Berry, bran and yoghurt muffins
5
Points®
Total time: 35 min • Prep: 10 min • Cook: 25 min • Serves: 12 • Difficulty: Easy
Perfectly portable, these muffins will ensure you never need to miss breakfast.


Ingredients
White self-raising flour
1⅓ cup(s), (200g)
Oat bran
1 cup(s), (120g)
Brown sugar
⅓ cup(s), (75g)
99% fat-free, plain or natural yoghurt, unsweetened
150 g
Skim milk
½ cup(s), (125ml)
Reduced fat oil spread
50 g, melted, cooled slightly
Egg(s)
1 medium, lightly beaten
Frozen berries
200 g, mixed
Instructions
1
Preheat oven to 200°C or 180°C fan-forced.

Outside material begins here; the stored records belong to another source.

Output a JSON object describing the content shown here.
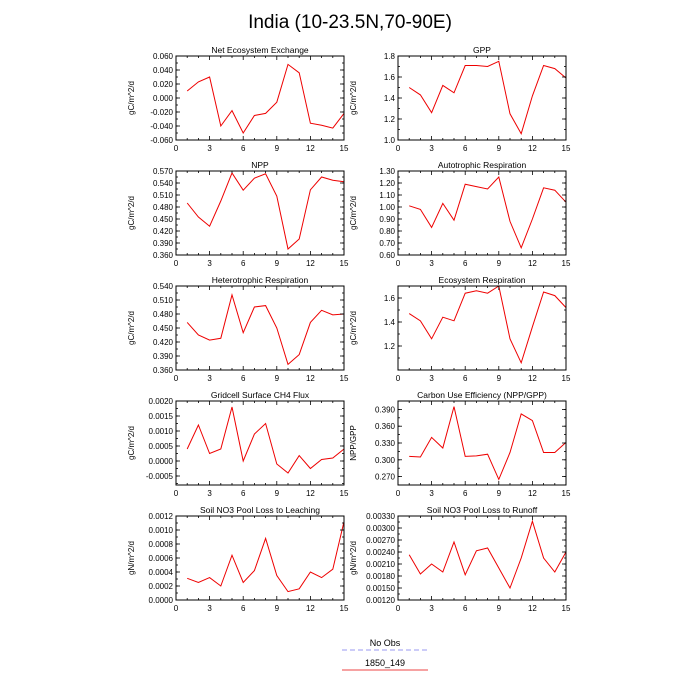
{
  "figure_title": "India (10-23.5N,70-90E)",
  "legend": {
    "entries": [
      {
        "label": "No Obs",
        "color": "#9a9af0",
        "style": "dashed"
      },
      {
        "label": "1850_149",
        "color": "#ee4444",
        "style": "solid"
      }
    ]
  },
  "chart_data": [
    {
      "type": "line",
      "title": "Net Ecosystem Exchange",
      "ylabel": "gC/m^2/d",
      "xlim": [
        0,
        15
      ],
      "xticks": [
        0,
        3,
        6,
        9,
        12,
        15
      ],
      "ylim": [
        -0.06,
        0.06
      ],
      "yticks": [
        -0.06,
        -0.04,
        -0.02,
        0.0,
        0.02,
        0.04,
        0.06
      ],
      "ytick_labels": [
        "-0.060",
        "-0.040",
        "-0.020",
        "0.000",
        "0.020",
        "0.040",
        "0.060"
      ],
      "series": [
        {
          "color": "#ee0000",
          "x": [
            1,
            2,
            3,
            4,
            5,
            6,
            7,
            8,
            9,
            10,
            11,
            12,
            13,
            14,
            15
          ],
          "values": [
            0.01,
            0.023,
            0.03,
            -0.04,
            -0.018,
            -0.05,
            -0.025,
            -0.022,
            -0.006,
            0.048,
            0.036,
            -0.036,
            -0.039,
            -0.043,
            -0.022
          ]
        }
      ]
    },
    {
      "type": "line",
      "title": "GPP",
      "ylabel": "gC/m^2/d",
      "xlim": [
        0,
        15
      ],
      "xticks": [
        0,
        3,
        6,
        9,
        12,
        15
      ],
      "ylim": [
        1.0,
        1.8
      ],
      "yticks": [
        1.0,
        1.2,
        1.4,
        1.6,
        1.8
      ],
      "ytick_labels": [
        "1.0",
        "1.2",
        "1.4",
        "1.6",
        "1.8"
      ],
      "series": [
        {
          "color": "#ee0000",
          "x": [
            1,
            2,
            3,
            4,
            5,
            6,
            7,
            8,
            9,
            10,
            11,
            12,
            13,
            14,
            15
          ],
          "values": [
            1.5,
            1.43,
            1.26,
            1.52,
            1.45,
            1.71,
            1.71,
            1.7,
            1.75,
            1.25,
            1.06,
            1.42,
            1.71,
            1.68,
            1.59
          ]
        }
      ]
    },
    {
      "type": "line",
      "title": "NPP",
      "ylabel": "gC/m^2/d",
      "xlim": [
        0,
        15
      ],
      "xticks": [
        0,
        3,
        6,
        9,
        12,
        15
      ],
      "ylim": [
        0.36,
        0.57
      ],
      "yticks": [
        0.36,
        0.39,
        0.42,
        0.45,
        0.48,
        0.51,
        0.54,
        0.57
      ],
      "ytick_labels": [
        "0.360",
        "0.390",
        "0.420",
        "0.450",
        "0.480",
        "0.510",
        "0.540",
        "0.570"
      ],
      "series": [
        {
          "color": "#ee0000",
          "x": [
            1,
            2,
            3,
            4,
            5,
            6,
            7,
            8,
            9,
            10,
            11,
            12,
            13,
            14,
            15
          ],
          "values": [
            0.49,
            0.455,
            0.432,
            0.495,
            0.565,
            0.522,
            0.552,
            0.563,
            0.507,
            0.375,
            0.4,
            0.523,
            0.555,
            0.547,
            0.543
          ]
        }
      ]
    },
    {
      "type": "line",
      "title": "Autotrophic Respiration",
      "ylabel": "gC/m^2/d",
      "xlim": [
        0,
        15
      ],
      "xticks": [
        0,
        3,
        6,
        9,
        12,
        15
      ],
      "ylim": [
        0.6,
        1.3
      ],
      "yticks": [
        0.6,
        0.7,
        0.8,
        0.9,
        1.0,
        1.1,
        1.2,
        1.3
      ],
      "ytick_labels": [
        "0.60",
        "0.70",
        "0.80",
        "0.90",
        "1.00",
        "1.10",
        "1.20",
        "1.30"
      ],
      "series": [
        {
          "color": "#ee0000",
          "x": [
            1,
            2,
            3,
            4,
            5,
            6,
            7,
            8,
            9,
            10,
            11,
            12,
            13,
            14,
            15
          ],
          "values": [
            1.01,
            0.98,
            0.83,
            1.03,
            0.89,
            1.19,
            1.17,
            1.15,
            1.25,
            0.88,
            0.66,
            0.9,
            1.16,
            1.14,
            1.04
          ]
        }
      ]
    },
    {
      "type": "line",
      "title": "Heterotrophic Respiration",
      "ylabel": "gC/m^2/d",
      "xlim": [
        0,
        15
      ],
      "xticks": [
        0,
        3,
        6,
        9,
        12,
        15
      ],
      "ylim": [
        0.36,
        0.54
      ],
      "yticks": [
        0.36,
        0.39,
        0.42,
        0.45,
        0.48,
        0.51,
        0.54
      ],
      "ytick_labels": [
        "0.360",
        "0.390",
        "0.420",
        "0.450",
        "0.480",
        "0.510",
        "0.540"
      ],
      "series": [
        {
          "color": "#ee0000",
          "x": [
            1,
            2,
            3,
            4,
            5,
            6,
            7,
            8,
            9,
            10,
            11,
            12,
            13,
            14,
            15
          ],
          "values": [
            0.462,
            0.435,
            0.424,
            0.428,
            0.521,
            0.44,
            0.495,
            0.498,
            0.45,
            0.372,
            0.393,
            0.462,
            0.488,
            0.478,
            0.48
          ]
        }
      ]
    },
    {
      "type": "line",
      "title": "Ecosystem Respiration",
      "ylabel": "gC/m^2/d",
      "xlim": [
        0,
        15
      ],
      "xticks": [
        0,
        3,
        6,
        9,
        12,
        15
      ],
      "ylim": [
        1.0,
        1.7
      ],
      "yticks": [
        1.2,
        1.4,
        1.6
      ],
      "ytick_labels": [
        "1.2",
        "1.4",
        "1.6"
      ],
      "series": [
        {
          "color": "#ee0000",
          "x": [
            1,
            2,
            3,
            4,
            5,
            6,
            7,
            8,
            9,
            10,
            11,
            12,
            13,
            14,
            15
          ],
          "values": [
            1.47,
            1.41,
            1.26,
            1.44,
            1.41,
            1.64,
            1.66,
            1.64,
            1.7,
            1.26,
            1.06,
            1.36,
            1.65,
            1.62,
            1.52
          ]
        }
      ]
    },
    {
      "type": "line",
      "title": "Gridcell Surface CH4 Flux",
      "ylabel": "gC/m^2/d",
      "xlim": [
        0,
        15
      ],
      "xticks": [
        0,
        3,
        6,
        9,
        12,
        15
      ],
      "ylim": [
        -0.0008,
        0.002
      ],
      "yticks": [
        -0.0005,
        0.0,
        0.0005,
        0.001,
        0.0015,
        0.002
      ],
      "ytick_labels": [
        "-0.0005",
        "0.0000",
        "0.0005",
        "0.0010",
        "0.0015",
        "0.0020"
      ],
      "series": [
        {
          "color": "#ee0000",
          "x": [
            1,
            2,
            3,
            4,
            5,
            6,
            7,
            8,
            9,
            10,
            11,
            12,
            13,
            14,
            15
          ],
          "values": [
            0.0004,
            0.0012,
            0.00025,
            0.0004,
            0.0018,
            0.0,
            0.0009,
            0.00125,
            -0.0001,
            -0.0004,
            0.00018,
            -0.00025,
            5e-05,
            0.0001,
            0.0004
          ]
        }
      ]
    },
    {
      "type": "line",
      "title": "Carbon Use Efficiency (NPP/GPP)",
      "ylabel": "NPP/GPP",
      "xlim": [
        0,
        15
      ],
      "xticks": [
        0,
        3,
        6,
        9,
        12,
        15
      ],
      "ylim": [
        0.255,
        0.405
      ],
      "yticks": [
        0.27,
        0.3,
        0.33,
        0.36,
        0.39
      ],
      "ytick_labels": [
        "0.270",
        "0.300",
        "0.330",
        "0.360",
        "0.390"
      ],
      "series": [
        {
          "color": "#ee0000",
          "x": [
            1,
            2,
            3,
            4,
            5,
            6,
            7,
            8,
            9,
            10,
            11,
            12,
            13,
            14,
            15
          ],
          "values": [
            0.306,
            0.305,
            0.34,
            0.321,
            0.395,
            0.306,
            0.307,
            0.31,
            0.265,
            0.313,
            0.382,
            0.37,
            0.313,
            0.313,
            0.331
          ]
        }
      ]
    },
    {
      "type": "line",
      "title": "Soil NO3 Pool Loss to Leaching",
      "ylabel": "gN/m^2/d",
      "xlim": [
        0,
        15
      ],
      "xticks": [
        0,
        3,
        6,
        9,
        12,
        15
      ],
      "ylim": [
        0.0,
        0.0012
      ],
      "yticks": [
        0.0,
        0.0002,
        0.0004,
        0.0006,
        0.0008,
        0.001,
        0.0012
      ],
      "ytick_labels": [
        "0.0000",
        "0.0002",
        "0.0004",
        "0.0006",
        "0.0008",
        "0.0010",
        "0.0012"
      ],
      "series": [
        {
          "color": "#ee0000",
          "x": [
            1,
            2,
            3,
            4,
            5,
            6,
            7,
            8,
            9,
            10,
            11,
            12,
            13,
            14,
            15
          ],
          "values": [
            0.00031,
            0.00025,
            0.00032,
            0.0002,
            0.00064,
            0.00025,
            0.00042,
            0.00088,
            0.00035,
            0.00012,
            0.00016,
            0.0004,
            0.00032,
            0.00044,
            0.00112
          ]
        }
      ]
    },
    {
      "type": "line",
      "title": "Soil NO3 Pool Loss to Runoff",
      "ylabel": "gN/m^2/d",
      "xlim": [
        0,
        15
      ],
      "xticks": [
        0,
        3,
        6,
        9,
        12,
        15
      ],
      "ylim": [
        0.0012,
        0.0033
      ],
      "yticks": [
        0.0012,
        0.0015,
        0.0018,
        0.0021,
        0.0024,
        0.0027,
        0.003,
        0.0033
      ],
      "ytick_labels": [
        "0.00120",
        "0.00150",
        "0.00180",
        "0.00210",
        "0.00240",
        "0.00270",
        "0.00300",
        "0.00330"
      ],
      "series": [
        {
          "color": "#ee0000",
          "x": [
            1,
            2,
            3,
            4,
            5,
            6,
            7,
            8,
            9,
            10,
            11,
            12,
            13,
            14,
            15
          ],
          "values": [
            0.00233,
            0.00185,
            0.0021,
            0.0019,
            0.00265,
            0.00183,
            0.00243,
            0.0025,
            0.002,
            0.0015,
            0.00225,
            0.00317,
            0.00225,
            0.0019,
            0.0024
          ]
        }
      ]
    }
  ]
}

Line a 12-hole (⅓ cup/80ml capacity) muffin tin with paper cases.
2
Combine flour, bran and sugar in a large bowl. Whisk yoghurt, milk, melted spread and egg in a jug until combined. Pour yoghurt mixture into flour mixture and stir until just combined (do not over-mix). Gently stir in frozen berries.
3
Spoon mixture into paper cases. Bake for 20–22 minutes or until a skewer inserted into the centres comes out clean. Set muffins aside in tin for 5 minutes before turning out onto a wire rack to cool. Serve.